記事ではトラックバックスパムを次のように定義している。

トラックバックスパムとは、ブログ記事とは無関係な迷惑トラックバック。アダルト系や出会い系サイト、ワンクリック詐欺サイトに誘導するほか、SEO(検索エンジン最適化)用キーワードとアフィリエイトリンクだけで構成した、アフィリエイト目当てのブログへリンクするものも多い。


他に通販サイトへの誘導も多いことを経験則から付け加えておく。当サイトでもちょくちょくそのようなトラバスパムに遭遇する(先日もダイエット記事に株式の有料情報サイトへの誘導トラバスパムを着信した。しかもその記事が書かれたのは夏。何を考えているんだ……って何も考えず機械的にやってるんだろうな)。それはともかく、トラックバックスパム(略してトラバスパム)の特徴は、スパムメールと同じで「機械化でき、低リスク・低コストで実働可能。被害者には消極的防御策しか打つ手がない」。

「実害」の実例としては【ニフティのブログサービス「ココログ」への不満で、社長が自分のココログにて謝罪】でも触れた、【ニフティ】のブログサービス【ココログ】の機能低下。ニフティ側の発表ではレスポンス低下の原因はトラックバックスパムにあるとし、定期的に通常の7倍ものトラックバックが送られて負荷が急増するという。また、一部大手検索ポータルサイトではトラックバックの多さもそのブログへの「評価」の一環となっているため、トラバスパムを放置するブログが多く、事情を知らない読者が見るとあきれ返る事態も起きている。

記事に掲載されているアンケート結果を見ても、多くの人がトラバスパムの被害を受け、ブログのイメージ低下を懸念している。

色々とブログ提供会社やプロバイダも対策を練っているようだが、スパムメールがさまざまな対策がなされているにも関わらず減少するどころか増加の一途をたどる現状を見るに、少なくとも通常の手段ではトラバスパムを抑えることは難しいだろう。

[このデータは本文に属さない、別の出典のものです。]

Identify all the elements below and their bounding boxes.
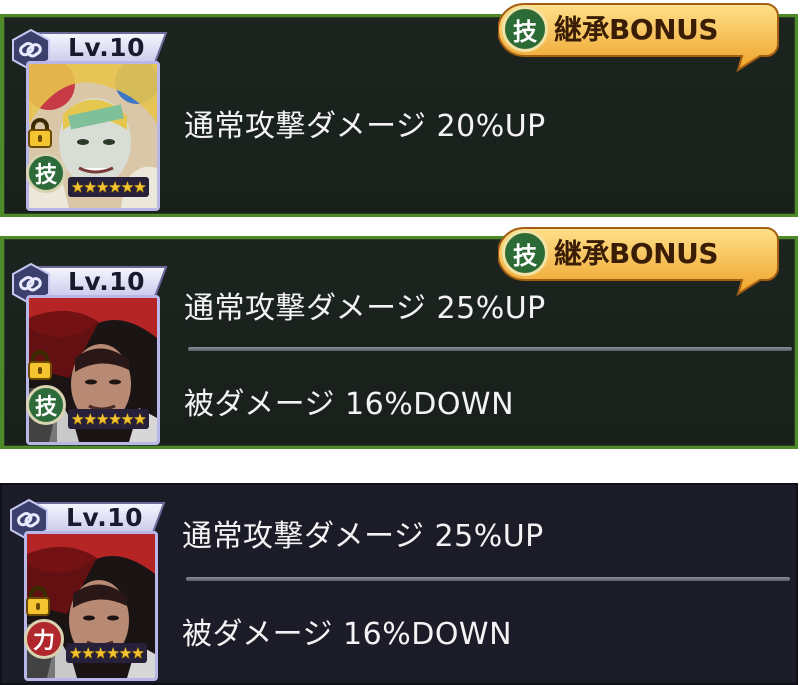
soul-link-card-3[interactable]: Lv.10 力 ★★★★★★ 通常攻撃ダメージ 25%UP 被ダメージ 16%D…	[0, 483, 798, 685]
skill-bonus-icon: 技	[502, 230, 548, 276]
bonus-label: 継承BONUS	[554, 237, 718, 270]
level-label: Lv.10	[68, 33, 145, 62]
power-type-badge: 力	[24, 619, 64, 659]
effect-text: 通常攻撃ダメージ 25%UP	[184, 291, 546, 326]
rarity-stars: ★★★★★★	[66, 643, 147, 663]
inherit-bonus-badge: 技 継承BONUS	[498, 2, 780, 72]
lock-icon	[28, 350, 52, 380]
bonus-label: 継承BONUS	[554, 13, 718, 46]
effect-divider	[188, 347, 792, 351]
effect-text: 被ダメージ 16%DOWN	[184, 387, 515, 422]
skill-type-badge: 技	[26, 385, 66, 425]
level-label: Lv.10	[66, 503, 143, 532]
effect-text: 通常攻撃ダメージ 20%UP	[184, 109, 546, 144]
inherit-bonus-badge: 技 継承BONUS	[498, 226, 780, 296]
effect-divider	[186, 577, 790, 581]
lock-icon	[26, 586, 50, 616]
effect-text: 被ダメージ 16%DOWN	[182, 617, 513, 652]
skill-bonus-icon: 技	[502, 6, 548, 52]
level-label: Lv.10	[68, 267, 145, 296]
rarity-stars: ★★★★★★	[68, 177, 149, 197]
lock-icon	[28, 118, 52, 148]
rarity-stars: ★★★★★★	[68, 409, 149, 429]
skill-type-badge: 技	[26, 153, 66, 193]
effect-text: 通常攻撃ダメージ 25%UP	[182, 519, 544, 554]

トラバスパムとスパムメールの大きな違いは、メールよりもトラバの方が「スパム送信側の意図、誘導したい場所」がより明らかなこと。第三者の業者に依頼したにせよ当事者がやったにせよ、スパムの送り手がどこにいてどのサイトを管理運営しているかは、受けたトラバスパムのリンク先を見れば明らかだ。

トラバスパムがおさまらないのは「低リスク・低コスト」であるため。そして被害者側が「消極的防御」しかできないため。逆に考えれば、「低リスク・低コスト」でなければ、そして「積極的防御」言い換えれば「攻勢防御」を行うことができれば、トラバスパムを押さえつけることは不可能ではない。

トラックバックスパムを行うことで、どれだけ大きなリスクを抱えることになるのか「分からせる」よう、「攻勢防御」を採る時期にきているのかもしれない。